Castle Rock looks at redistricting
Growth has thrown voter numbers off balance
Castle Rock's growing population, especially in the Meadows area near Founders Parkway, has caused the town's election districts to be thrown off balance and will require redistricting by the election commission.
The town has 38,000 registered voters. The largest district is District 3 in the Meadows area, with a total of 6,492, and the smallest is District 7 in the Castlewood Ranch area, with 4,446 voters.
Redistricting was last implemented by the town in 2010. Since then, Castle Rock has gained 10,000 new registered voters.
“We are clearly out of compliance with our charter, so the charter requires that we make changes to the boundaries in order to make sure the district with the lowest number of registered voters is at least 85 percent of the district with the highest number of registered voters,” Castle Rock Town Clerk Sally Misare said.
It will be the task of the town election commission to sift through the district map and find the areas where voters can be moved from one district to another in order to create balance.

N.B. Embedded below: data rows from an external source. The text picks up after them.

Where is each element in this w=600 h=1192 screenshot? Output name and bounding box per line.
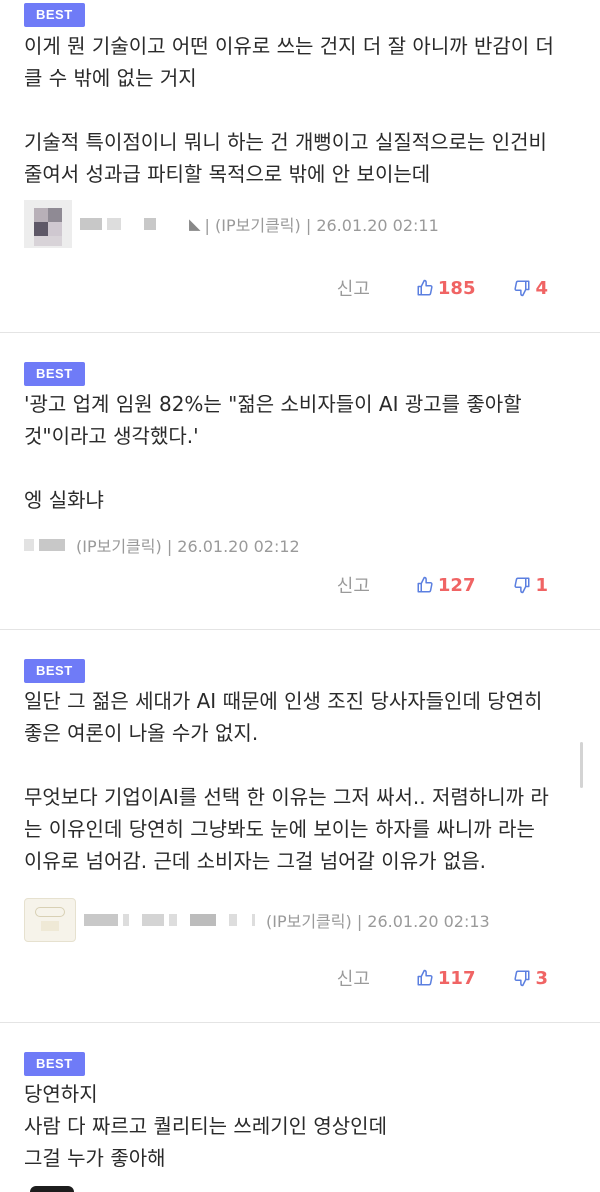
thumbs-down-icon — [514, 577, 530, 594]
nickname-blurred[interactable] — [84, 914, 260, 926]
meta-text[interactable]: (IP보기클릭) | 26.01.20 02:12 — [76, 533, 300, 557]
comment-text: '광고 업계 임원 82%는 "젊은 소비자들이 AI 광고를 좋아할 것"이라… — [24, 392, 522, 512]
comment-actions: 신고 117 3 — [337, 963, 548, 993]
avatar-partial — [30, 1186, 74, 1192]
comment-item: BEST 일단 그 젊은 세대가 AI 때문에 인생 조진 당사자들인데 당연히… — [0, 630, 600, 1023]
comment-item: BEST 당연하지 사람 다 짜르고 퀄리티는 쓰레기인 영상인데 그걸 누가 … — [0, 1023, 600, 1192]
thumbs-down-icon — [514, 280, 530, 297]
upvote-button[interactable]: 185 — [416, 277, 476, 299]
comment-meta: ◣ | (IP보기클릭) | 26.01.20 02:11 — [24, 200, 439, 248]
nickname-blurred[interactable] — [24, 539, 70, 551]
upvote-count: 127 — [437, 574, 476, 596]
avatar[interactable] — [24, 898, 76, 942]
meta-text[interactable]: (IP보기클릭) | 26.01.20 02:13 — [266, 908, 490, 932]
thumbs-down-icon — [514, 970, 530, 987]
meta-text[interactable]: | (IP보기클릭) | 26.01.20 02:11 — [205, 212, 439, 236]
thumbs-up-icon — [417, 279, 433, 296]
downvote-count: 3 — [535, 967, 548, 989]
best-badge: BEST — [24, 1052, 85, 1076]
nickname-blurred[interactable] — [80, 218, 161, 230]
upvote-button[interactable]: 117 — [416, 967, 476, 989]
comment-meta: (IP보기클릭) | 26.01.20 02:12 — [24, 527, 300, 563]
comment-text: 일단 그 젊은 세대가 AI 때문에 인생 조진 당사자들인데 당연히 좋은 여… — [24, 689, 549, 873]
downvote-button[interactable]: 3 — [513, 968, 548, 989]
comment-text: 이게 뭔 기술이고 어떤 이유로 쓰는 건지 더 잘 아니까 반감이 더 클 수… — [24, 34, 554, 186]
report-button[interactable]: 신고 — [337, 275, 370, 301]
best-badge: BEST — [24, 659, 85, 683]
upvote-count: 117 — [437, 967, 476, 989]
avatar[interactable] — [24, 200, 72, 248]
comment-item: BEST 이게 뭔 기술이고 어떤 이유로 쓰는 건지 더 잘 아니까 반감이 … — [0, 0, 600, 333]
downvote-button[interactable]: 1 — [513, 575, 548, 596]
thumbs-up-icon — [417, 969, 433, 986]
downvote-button[interactable]: 4 — [513, 278, 548, 299]
upvote-count: 185 — [437, 277, 476, 299]
comment-text: 당연하지 사람 다 짜르고 퀄리티는 쓰레기인 영상인데 그걸 누가 좋아해 — [24, 1082, 387, 1170]
downvote-count: 4 — [535, 277, 548, 299]
report-button[interactable]: 신고 — [337, 572, 370, 598]
best-badge: BEST — [24, 362, 85, 386]
comment-item: BEST '광고 업계 임원 82%는 "젊은 소비자들이 AI 광고를 좋아할… — [0, 333, 600, 630]
comment-meta: (IP보기클릭) | 26.01.20 02:13 — [24, 898, 490, 942]
comment-actions: 신고 185 4 — [337, 273, 548, 303]
level-icon: ◣ — [189, 215, 201, 233]
thumbs-up-icon — [417, 576, 433, 593]
upvote-button[interactable]: 127 — [416, 574, 476, 596]
comment-actions: 신고 127 1 — [337, 570, 548, 600]
downvote-count: 1 — [535, 574, 548, 596]
report-button[interactable]: 신고 — [337, 965, 370, 991]
scrollbar[interactable] — [580, 742, 583, 788]
best-badge: BEST — [24, 3, 85, 27]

While some districts will be able to be adjusted by incorporating small swatches of highly populated areas, others like District 4 will need to incorporate more area.
“District 4 has 4,840 voters and needs to have voters added to it,” Misare said. “That's the downtown district for the most part. It's not growing population-wise, so it clearly has to grow geographically.”
The commission said they try and keep “communities of interest,” such as subdivisions, in the same district.
The redistricting will not affect town elected officials who are currently serving. They will serve out their terms. If an elected official is moved into a new district, he or she would need to run for election in that new district during the next election.
In the Meadows area, Mayor Paul Donahue (District 1) and Mayor Pro Tem Jennifer Green (District 3) will both be term-limited after serving the remainder of their current terms.
Some of the suggestions brought up by the commission included:
• Moving the western boundary of District 1 to be Meadows Boulevard — this would include moving a small area that is currently in District 3 to District 1 in the north as well.
• Moving District 4 northeast toward the Woodlands and possibly moving the district south to encompass Baldwin Park.
• Making changes near Founders Parkway and Castlewood Ranch that would move voters from District 5 to District 7.
“We always try and use natural boundaries. We try and use streets. We try and use parks. We try and use fairways on golf courses, anything that is a natural boundary so we can say are you east or west of this particular thing so that it makes it easier for us when people call us and ask what district they're in,” Misare said.
These were just preliminary suggestions and the election commission will meet two more times before finalizing the new districts. Town staff will research the suggested areas and crunch numbers to determine the feasibility of any changes and the domino effect they may have on the other districts.
The commissions' goal is to have an average of 5,517 voters per district and have the new map finalized by March 1.
The next election commission meeting is scheduled for Feb.4 at town hall and is open to the public.
As required by the town charter, the election commission will re-evaluate districts in 2015, 2021 and every six years thereafter.
“We want to try and look at growth areas but also look at areas where we can get a redistricting that's going to last,” Misare said.